One of my top photographs is a photo of my friend walking along a misty gravel road. We just decided one morning to go out and shoot some portraits for fun. We went to a farm area not too far from where I stay in Cape Town at about 5 AM in the morning. We weren’t aware that a heavy mist had settled there that morning and it ended up creating an awesome atmosphere. We shot and drove around for a bit. As soon as I got home I started transferring and selecting my favorites with Adobe Bridge. I then edited them in Camera RAW to enhance the colors and bring back some of the details that the mist washed out and then exported for upload. It’s one of my favorite spontaneous shoots and has been one of my most successful photos.
Do you have a favourite photograph, and if so, what’s the story behind it?
I have many favorite photos. But one of the highlights would be a photo of myself and my fiance under a tree. It was the day I asked her to officially be my girlfriend. I took her to a secluded mountain pass in Ceres and we had a picnic near a river stream. That photo is also our first kiss.
I wouldnt say its my most technically correct photo but the moment that it represents is a significant and special one and that’s what photography is to me, the immortalization of memories.
I put the camera in a tree and just let it remotely capture with wifi tethering on my phone.
What are some of your most hard learned lessons about stock photography?
The hardest is learning to just continue doing it even if at first there are no results.
Stock photography is a flooded market and if you expect to gain sales instantly you will be disappointed. It takes practice and consistency to move forward with it.
What are your thoughts on the future of stock photography?
As the world moves more and more into the digital sphere, I think stock photography will still be a major source of providing unique imagery for a long time to come. The convenience of not needing to hire a photographer for a special concept but just purchasing it online is a big time and money saver to businesses and content creators.
Photographers who have the ability to capture moments and provide a visual expression to common concepts will keep this industry thriving.
Where is your creativity taking you next and what can we expect to see in your portfolio?
I have always made the most of where I am at and used my environment to see things in new ways. My hope is to continue growing my portfolio by adding more diverse people into it as well as more international locations. I plan to build a portfolio that appeals to a world wide audience and to achieve that, that I’d like to shoot many cultures all over the world.

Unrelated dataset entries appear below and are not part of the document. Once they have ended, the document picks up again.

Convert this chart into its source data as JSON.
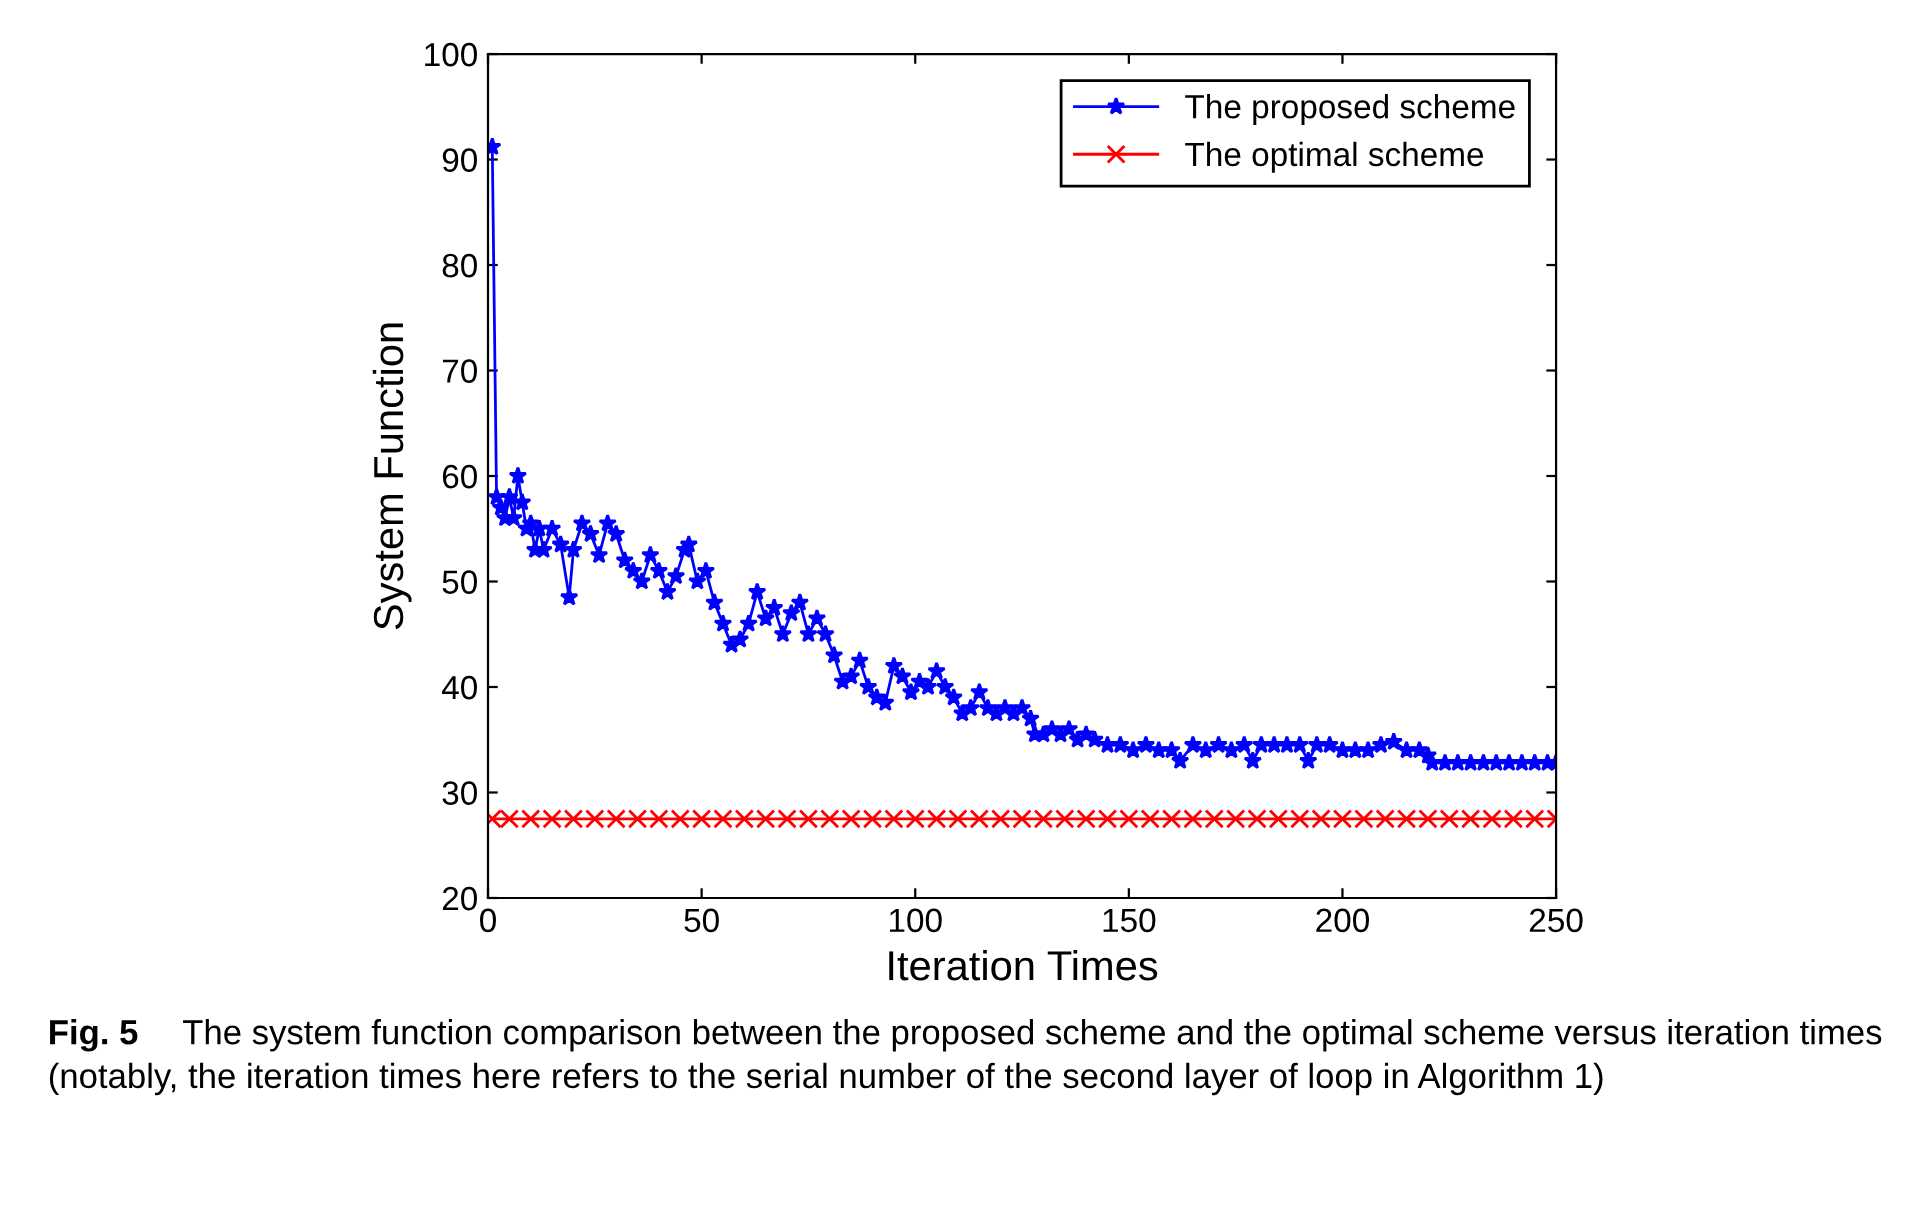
{
  "chart_data": {
    "type": "line",
    "xlabel": "Iteration Times",
    "ylabel": "System Function",
    "xlim": [
      0,
      250
    ],
    "ylim": [
      20,
      100
    ],
    "xticks": [
      0,
      50,
      100,
      150,
      200,
      250
    ],
    "yticks": [
      20,
      30,
      40,
      50,
      60,
      70,
      80,
      90,
      100
    ],
    "grid": false,
    "legend": "top right",
    "annotations": [
      "Fig. 5",
      "The system function comparison between the proposed scheme and the optimal scheme versus iteration times (notably, the iteration times here refers to the serial number of the second layer of loop in Algorithm 1)"
    ],
    "series": [
      {
        "name": "The proposed scheme",
        "color": "#0000ff",
        "marker": "star",
        "x": [
          1,
          2,
          3,
          4,
          5,
          6,
          7,
          8,
          9,
          10,
          11,
          12,
          13,
          15,
          17,
          19,
          20,
          22,
          24,
          26,
          28,
          30,
          32,
          34,
          36,
          38,
          40,
          42,
          44,
          46,
          47,
          49,
          51,
          53,
          55,
          57,
          59,
          61,
          63,
          65,
          67,
          69,
          71,
          73,
          75,
          77,
          79,
          81,
          83,
          85,
          87,
          89,
          91,
          93,
          95,
          97,
          99,
          101,
          103,
          105,
          107,
          109,
          111,
          113,
          115,
          117,
          119,
          121,
          123,
          125,
          127,
          128,
          130,
          132,
          134,
          136,
          138,
          140,
          142,
          145,
          148,
          151,
          154,
          157,
          160,
          162,
          165,
          168,
          171,
          174,
          177,
          179,
          181,
          184,
          187,
          190,
          192,
          194,
          197,
          200,
          203,
          206,
          209,
          212,
          215,
          218,
          220,
          221,
          224,
          227,
          230,
          233,
          236,
          239,
          242,
          245,
          248,
          250
        ],
        "values": [
          91.2,
          58,
          57,
          56,
          58,
          56,
          60,
          57.5,
          55,
          55.5,
          53,
          55,
          53,
          55,
          53.5,
          48.5,
          53,
          55.5,
          54.5,
          52.5,
          55.5,
          54.5,
          52,
          51,
          50,
          52.5,
          51,
          49,
          50.5,
          53,
          53.5,
          50,
          51,
          48,
          46,
          44,
          44.5,
          46,
          49,
          46.5,
          47.5,
          45,
          47,
          48,
          45,
          46.5,
          45,
          43,
          40.5,
          41,
          42.5,
          40,
          39,
          38.5,
          42,
          41,
          39.5,
          40.5,
          40,
          41.5,
          40,
          39,
          37.5,
          38,
          39.5,
          38,
          37.5,
          38,
          37.5,
          38,
          37,
          35.5,
          35.5,
          36,
          35.5,
          36,
          35,
          35.5,
          35,
          34.5,
          34.5,
          34,
          34.5,
          34,
          34,
          33,
          34.5,
          34,
          34.5,
          34,
          34.5,
          33,
          34.5,
          34.5,
          34.5,
          34.5,
          33,
          34.5,
          34.5,
          34,
          34,
          34,
          34.5,
          34.8,
          34,
          34,
          33.5,
          32.8,
          32.8,
          32.8,
          32.8,
          32.8,
          32.8,
          32.8,
          32.8,
          32.8,
          32.8,
          32.8
        ]
      },
      {
        "name": "The optimal scheme",
        "color": "#ff0000",
        "marker": "cross",
        "x": [
          1,
          5,
          10,
          15,
          20,
          25,
          30,
          35,
          40,
          45,
          50,
          55,
          60,
          65,
          70,
          75,
          80,
          85,
          90,
          95,
          100,
          105,
          110,
          115,
          120,
          125,
          130,
          135,
          140,
          145,
          150,
          155,
          160,
          165,
          170,
          175,
          180,
          185,
          190,
          195,
          200,
          205,
          210,
          215,
          220,
          225,
          230,
          235,
          240,
          245,
          250
        ],
        "values": [
          27.5,
          27.5,
          27.5,
          27.5,
          27.5,
          27.5,
          27.5,
          27.5,
          27.5,
          27.5,
          27.5,
          27.5,
          27.5,
          27.5,
          27.5,
          27.5,
          27.5,
          27.5,
          27.5,
          27.5,
          27.5,
          27.5,
          27.5,
          27.5,
          27.5,
          27.5,
          27.5,
          27.5,
          27.5,
          27.5,
          27.5,
          27.5,
          27.5,
          27.5,
          27.5,
          27.5,
          27.5,
          27.5,
          27.5,
          27.5,
          27.5,
          27.5,
          27.5,
          27.5,
          27.5,
          27.5,
          27.5,
          27.5,
          27.5,
          27.5,
          27.5
        ]
      }
    ]
  }
}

Your #1 tip or words of wisdom:
Most importantly I would say – just do it. There will always be hundreds of reasons to not pursue something. If you enjoy it and are passionate about it, then do it. Those passions and desires are instilled in you for a reason. You will not be good at it at first (I certainly wasn’t) but if you continue to practice and just have fun, it grows and develops. The difference between successful photographers and those that don’t make it, is that the former use the challenges to motivate them forwards and not stop.